@oberoniaomnia,
how do you get from mass of pure dehydrated Tergitol to film thickness of 31 nm? Tergitol is something like a C33 hydrocarbon chain and generally hydrocarbon chains are around 1 nm thick (e.g., sugar). I failed to find any information on volume of dry Tergitol.
First is does not dehydrate, as a 100% concentrate - it's an oil with very low vapor pressure and a specific gravity of 1.006 g/ml TERGITOL™ 15-S-9 Surfactant which is essentially the same as water.
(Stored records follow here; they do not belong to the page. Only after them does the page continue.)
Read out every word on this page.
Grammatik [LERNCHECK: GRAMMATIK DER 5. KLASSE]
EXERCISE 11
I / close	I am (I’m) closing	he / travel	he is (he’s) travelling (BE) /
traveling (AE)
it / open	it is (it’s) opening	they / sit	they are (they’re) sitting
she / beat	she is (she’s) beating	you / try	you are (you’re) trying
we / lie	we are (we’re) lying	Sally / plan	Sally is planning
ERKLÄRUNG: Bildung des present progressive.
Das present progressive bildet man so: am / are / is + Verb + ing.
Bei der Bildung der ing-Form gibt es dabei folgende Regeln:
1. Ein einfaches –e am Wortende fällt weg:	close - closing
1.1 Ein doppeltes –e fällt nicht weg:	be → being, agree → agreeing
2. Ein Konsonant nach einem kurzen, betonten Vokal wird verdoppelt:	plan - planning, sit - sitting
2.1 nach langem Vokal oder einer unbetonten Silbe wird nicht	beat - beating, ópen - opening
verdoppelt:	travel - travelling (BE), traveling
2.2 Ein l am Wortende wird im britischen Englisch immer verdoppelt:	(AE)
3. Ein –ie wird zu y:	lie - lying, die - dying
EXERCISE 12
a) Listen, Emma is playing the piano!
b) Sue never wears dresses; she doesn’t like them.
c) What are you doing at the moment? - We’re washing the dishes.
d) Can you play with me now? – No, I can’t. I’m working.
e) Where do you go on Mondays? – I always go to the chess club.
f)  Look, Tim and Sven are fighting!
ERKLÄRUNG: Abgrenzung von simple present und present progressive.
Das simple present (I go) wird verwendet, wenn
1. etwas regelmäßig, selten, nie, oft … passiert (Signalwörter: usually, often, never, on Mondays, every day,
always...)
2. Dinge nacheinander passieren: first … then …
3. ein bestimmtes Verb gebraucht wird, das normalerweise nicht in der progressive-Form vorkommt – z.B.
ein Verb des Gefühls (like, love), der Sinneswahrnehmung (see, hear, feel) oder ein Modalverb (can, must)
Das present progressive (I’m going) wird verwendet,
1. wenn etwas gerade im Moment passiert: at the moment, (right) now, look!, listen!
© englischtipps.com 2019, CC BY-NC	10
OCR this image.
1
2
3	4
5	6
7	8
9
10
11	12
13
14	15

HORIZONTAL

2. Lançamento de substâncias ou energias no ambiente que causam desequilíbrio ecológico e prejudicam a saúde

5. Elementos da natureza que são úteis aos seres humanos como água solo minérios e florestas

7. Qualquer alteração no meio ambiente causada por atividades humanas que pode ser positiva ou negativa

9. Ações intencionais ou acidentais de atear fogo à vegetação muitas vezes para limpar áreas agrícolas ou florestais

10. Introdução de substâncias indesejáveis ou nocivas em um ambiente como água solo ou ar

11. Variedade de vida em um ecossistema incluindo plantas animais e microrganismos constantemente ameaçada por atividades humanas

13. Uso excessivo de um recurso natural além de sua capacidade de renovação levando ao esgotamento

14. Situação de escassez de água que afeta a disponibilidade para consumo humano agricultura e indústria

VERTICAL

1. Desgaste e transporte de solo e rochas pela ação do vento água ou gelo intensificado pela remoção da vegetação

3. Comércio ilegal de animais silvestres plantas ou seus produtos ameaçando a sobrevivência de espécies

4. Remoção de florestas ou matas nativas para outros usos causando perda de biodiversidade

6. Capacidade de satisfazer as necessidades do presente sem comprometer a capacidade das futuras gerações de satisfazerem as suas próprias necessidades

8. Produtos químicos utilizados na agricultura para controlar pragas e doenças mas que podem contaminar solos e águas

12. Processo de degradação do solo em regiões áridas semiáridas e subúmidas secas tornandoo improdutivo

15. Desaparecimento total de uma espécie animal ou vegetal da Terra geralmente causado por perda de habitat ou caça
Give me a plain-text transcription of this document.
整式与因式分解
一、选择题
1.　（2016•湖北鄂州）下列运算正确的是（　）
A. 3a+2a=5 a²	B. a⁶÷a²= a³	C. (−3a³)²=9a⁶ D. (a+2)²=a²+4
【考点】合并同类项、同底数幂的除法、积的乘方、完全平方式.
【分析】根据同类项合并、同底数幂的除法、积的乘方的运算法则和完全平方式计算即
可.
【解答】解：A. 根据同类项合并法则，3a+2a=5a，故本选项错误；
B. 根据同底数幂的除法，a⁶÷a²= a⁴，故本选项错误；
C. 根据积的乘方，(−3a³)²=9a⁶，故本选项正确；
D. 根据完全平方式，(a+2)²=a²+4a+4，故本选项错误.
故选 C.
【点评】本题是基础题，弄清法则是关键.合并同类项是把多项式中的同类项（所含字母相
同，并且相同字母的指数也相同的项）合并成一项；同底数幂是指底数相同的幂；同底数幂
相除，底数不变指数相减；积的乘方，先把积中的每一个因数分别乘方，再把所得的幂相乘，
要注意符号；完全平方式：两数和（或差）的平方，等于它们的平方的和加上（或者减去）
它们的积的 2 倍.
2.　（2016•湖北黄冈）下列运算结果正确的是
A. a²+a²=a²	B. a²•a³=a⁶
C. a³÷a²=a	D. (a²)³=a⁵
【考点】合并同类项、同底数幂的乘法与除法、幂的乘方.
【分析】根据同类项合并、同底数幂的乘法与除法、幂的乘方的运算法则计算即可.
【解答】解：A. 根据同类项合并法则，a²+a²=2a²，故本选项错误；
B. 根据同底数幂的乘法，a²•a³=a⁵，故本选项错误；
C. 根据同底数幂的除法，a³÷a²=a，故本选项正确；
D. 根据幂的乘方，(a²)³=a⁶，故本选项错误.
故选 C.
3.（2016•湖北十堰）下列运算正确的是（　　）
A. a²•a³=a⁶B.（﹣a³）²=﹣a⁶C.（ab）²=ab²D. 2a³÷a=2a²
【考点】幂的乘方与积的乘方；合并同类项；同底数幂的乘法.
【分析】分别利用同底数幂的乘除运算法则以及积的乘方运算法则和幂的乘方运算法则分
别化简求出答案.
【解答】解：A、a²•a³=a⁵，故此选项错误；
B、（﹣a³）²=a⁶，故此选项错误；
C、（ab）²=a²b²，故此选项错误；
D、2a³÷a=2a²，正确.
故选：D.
There are a number of ways to calculate the record surface area. A close estimate is the surface are of the flat portion, the groove area and the side-wall ridge groove area. A simple groove length estimate is assuming an average groove velocity of the outer and inner grooves ((51-cm/s + 20-cm/s)/2) = 35.5-cm/s times a playback length of 20-min (1200-sec). The average groove dimension of the 45-deg groove wall triangle hypotenuse is about 0.0016-inches so that each groove has about 0.0032-inches linear length that is about 0.0022-inch wide at the top and then add 10-15% for the side wall ridges, Run all the numbers, and the surface area including grooves and side-wall ridges is approximately, close-enough, to 1-sq-ft, which make the film thickness analysis easier.
The non-volatile residue (NVR) nominal film thickness (Contamination Control Engineering Design Guidelines for the Aerospace Community, NASA Contractor Report 4740, May 1996) assumes the contaminant is uniformly applied and has a density of 1-g/cm³ = 62.43 lbs/ft³ (same as freshwater); and while a 1-micron film calculates to about 9.1 mg/ft², for ease of use 10 mg/ft² equals 1-micron thickness is used which is proportional. Most water-soluble nonionic surfactants have a density very close to water, but much lower density contaminants will develop larger film thickness while denser contaminants such as hard water spots develop thinner thickness.
I do a deep dive into the whole subject of “What is clean?” and for a record “When is a vinyl record clean?" in this free book -Precision Aqueous Cleaning of Vinyl Records-3rd Edition - The Vinyl Press Chapter XI which is pretty technical but given your background you should be able to wade through it.